Asking For Help

When I was a teenager I struggled with self harm for a really long time. From about 15-17. My blade of choice was that of a pencil sharpener. Normally they're always around, and I'm a bit of an artist, so I was almost always guaranteed to have 2 at the same time. There is only one screw holding them in place, they are small, and the cuts they make are very thin. So much so that I only ever scarred once. I would cut pretty shallow. Occasionally I cut on my wrists. l wore exactally 16 braclets to hide them. I even have selfies from this time period were you can see the bracelets. Other times I would cut on my upper arms near my shoulders. It was easy to cut, in a less dangerous spot, and easier to hide. I made my last cut at 17, along my waistline.

As a 23 year old mother of two, I have relapsed on self harm. In two sessions, of about 4/6 cuts a piece on my upper outer thighs, with some broken glass. Although we've had sex since, my fiance hasn't said anything. Either he hasn't noticed, or isn't going to say anything. Currently, I'm not sure which is worse.

I have told my mother in law that the thoughts are back. But I haven't told her of the relapses. I am terrified of disappointing her. I feel as though she thinks my willpower is stronger than it is. Yesterday I gave her my pocket knife. I hope it's the right step. But the broken glass is still there.
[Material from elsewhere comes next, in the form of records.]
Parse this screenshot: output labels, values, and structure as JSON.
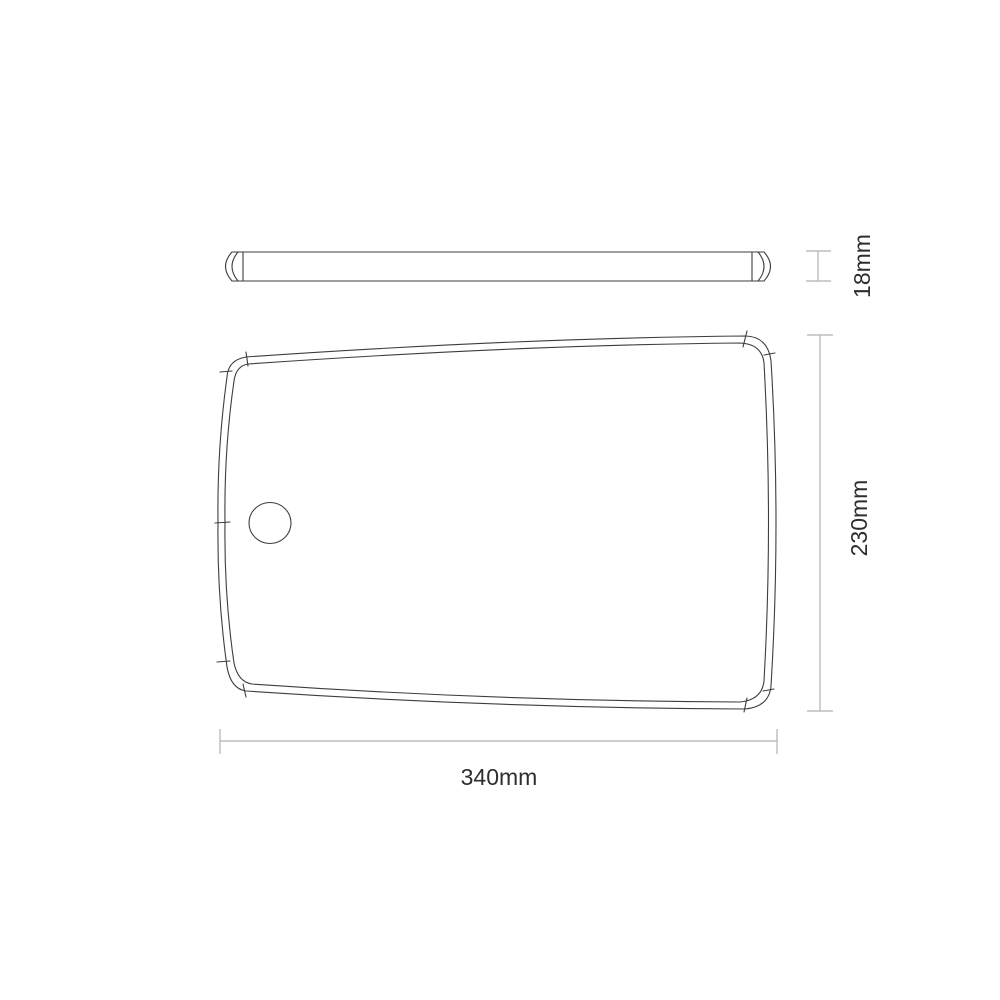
{
  "drawing": {
    "type": "technical-dimension-drawing",
    "subject": "chopping-board",
    "views": {
      "side": {
        "name": "side profile view"
      },
      "top": {
        "name": "top plan view"
      }
    },
    "dimensions": {
      "thickness": {
        "label": "18mm"
      },
      "height": {
        "label": "230mm"
      },
      "width": {
        "label": "340mm"
      }
    },
    "colors": {
      "outline": "#3d3d3d",
      "dimension_line": "#b0b0b0",
      "text": "#2e2e2e",
      "background": "#ffffff"
    }
  }
}
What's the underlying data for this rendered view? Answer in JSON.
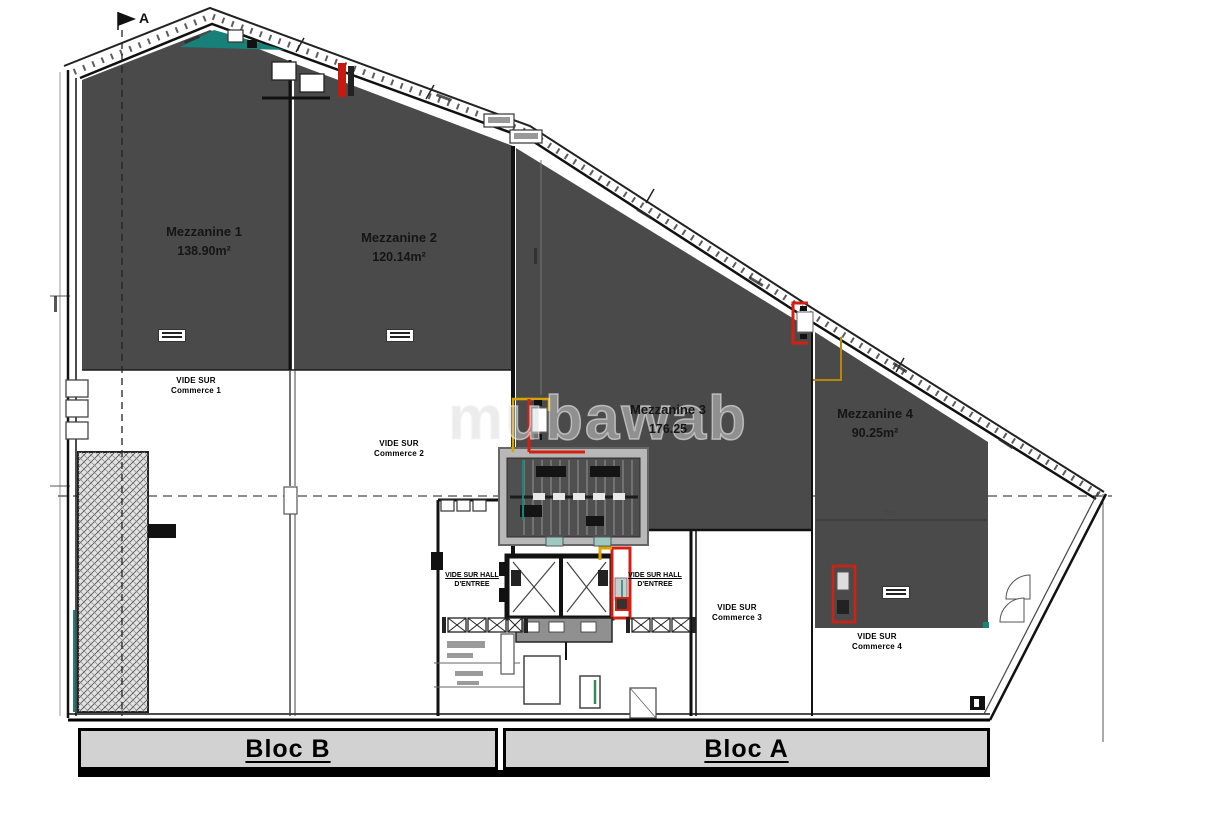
{
  "plan": {
    "watermark": "mubawab",
    "section_marker": "A",
    "mezzanines": [
      {
        "name": "Mezzanine 1",
        "area": "138.90m²"
      },
      {
        "name": "Mezzanine 2",
        "area": "120.14m²"
      },
      {
        "name": "Mezzanine 3",
        "area": "176.25"
      },
      {
        "name": "Mezzanine 4",
        "area": "90.25m²"
      }
    ],
    "voids": [
      {
        "line1": "VIDE SUR",
        "line2": "Commerce 1"
      },
      {
        "line1": "VIDE SUR",
        "line2": "Commerce 2"
      },
      {
        "line1": "VIDE SUR",
        "line2": "Commerce 3"
      },
      {
        "line1": "VIDE SUR",
        "line2": "Commerce 4"
      }
    ],
    "halls": [
      {
        "line1": "VIDE SUR HALL",
        "line2": "D'ENTREE"
      },
      {
        "line1": "VIDE SUR HALL",
        "line2": "D'ENTREE"
      }
    ],
    "misc_label": "TOL",
    "blocks": [
      {
        "label": "Bloc B"
      },
      {
        "label": "Bloc A"
      }
    ]
  },
  "colors": {
    "slab": "#4a4a4a",
    "bar_fill": "#d2d2d2",
    "accent_red": "#d42010",
    "accent_yellow": "#d9a400",
    "accent_teal": "#17857b"
  }
}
See, sometimes I don't want to hide it. Because how am I really in recovery, if I'm hiding it? But technically she hasn't asked, so my brain keeps telling me I'm not actually lying about it.
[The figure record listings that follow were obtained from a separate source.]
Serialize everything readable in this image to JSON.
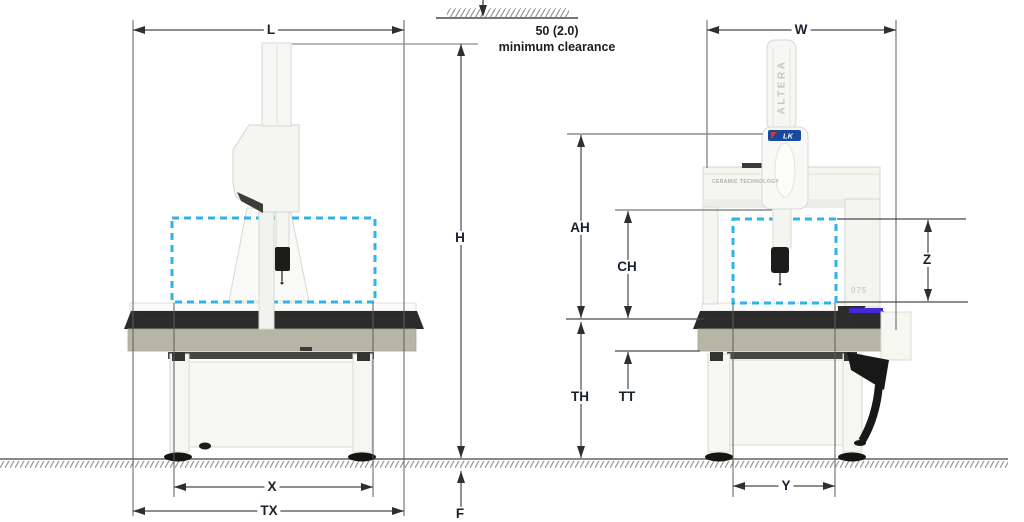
{
  "diagram": {
    "type": "cmm-installation-dimension-drawing",
    "clearance": {
      "value": "50 (2.0)",
      "note": "minimum clearance"
    },
    "labels": {
      "L": "L",
      "H": "H",
      "X": "X",
      "TX": "TX",
      "F": "F",
      "W": "W",
      "AH": "AH",
      "CH": "CH",
      "TH": "TH",
      "TT": "TT",
      "Z": "Z",
      "Y": "Y"
    },
    "machine": {
      "brand": "ALTERA",
      "logo": "LK",
      "beam_text": "CERAMIC TECHNOLOGY",
      "model": "075"
    },
    "colors": {
      "dimension_line": "#4a4a4a",
      "reference_line": "#8d8d8d",
      "label_text": "#17212e",
      "envelope_dashed": "#2fb3e8",
      "granite": "#b6b6a7",
      "table_top": "#2b2b2b",
      "machine_body": "#f6f6f3",
      "machine_stroke": "#d6d6d0",
      "accent_strip": "#4526d8",
      "logo_blue": "#1a4a9e",
      "ground": "#8a8a8a"
    }
  }
}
And part of me has no idea how she would even react. Would I think it over the top? Or that she doesn't even care? Because I'm not suicidal. I never have been. I only cut to cut.

And I don't know how explain to anyone who hasn't been through it that I crave sharp on skin without sounding like a complete psychopath. But I do. Sharp on skin. The sore rub against clothing. The hot water sting in the shower. How do you fall in love with the pain of how a certain type of injury heals? I did. And though I feel shame for the weakness in me their presence portrays, I miss them when they are gone. It's only cuts for me though. I hate the pain of burns. So I know I am not desperate just to injure myself. But a little cut. What would it hurt?

And my brain says, it's not that serious. They are in a good place. Easy to cut, easy to hide, easy to deal with while it heals. Just a few. Thin and shallow. Won't even scar. It's not that serious. But I'm hiding them. So isn't it?

It's been almost 2 weeks since the first set. Over my birthday weekend. My first relapse. 1 week since the 2nd set. The first set is mostly healed. I feel like being honest will generate a lot of unwanted, and I feel, necessary attention. But if my brain rationalizes this, what else does it get wrong?

I thought this was a childish mechanism I would grow out of. I idolized those recovery stories of previous self harmers with their loves and their babies and everything gets better.

But I, an engaged, 23 year old mother of 2 still crave sharp on skin. I have relapsed for the first time in 6 years. Twice in a week. Do I tell someone? How am I in recovery of I don't? I want help. I'm willing. But how do I go to someone close? How do I say something so personal? How could anyone possibly understand?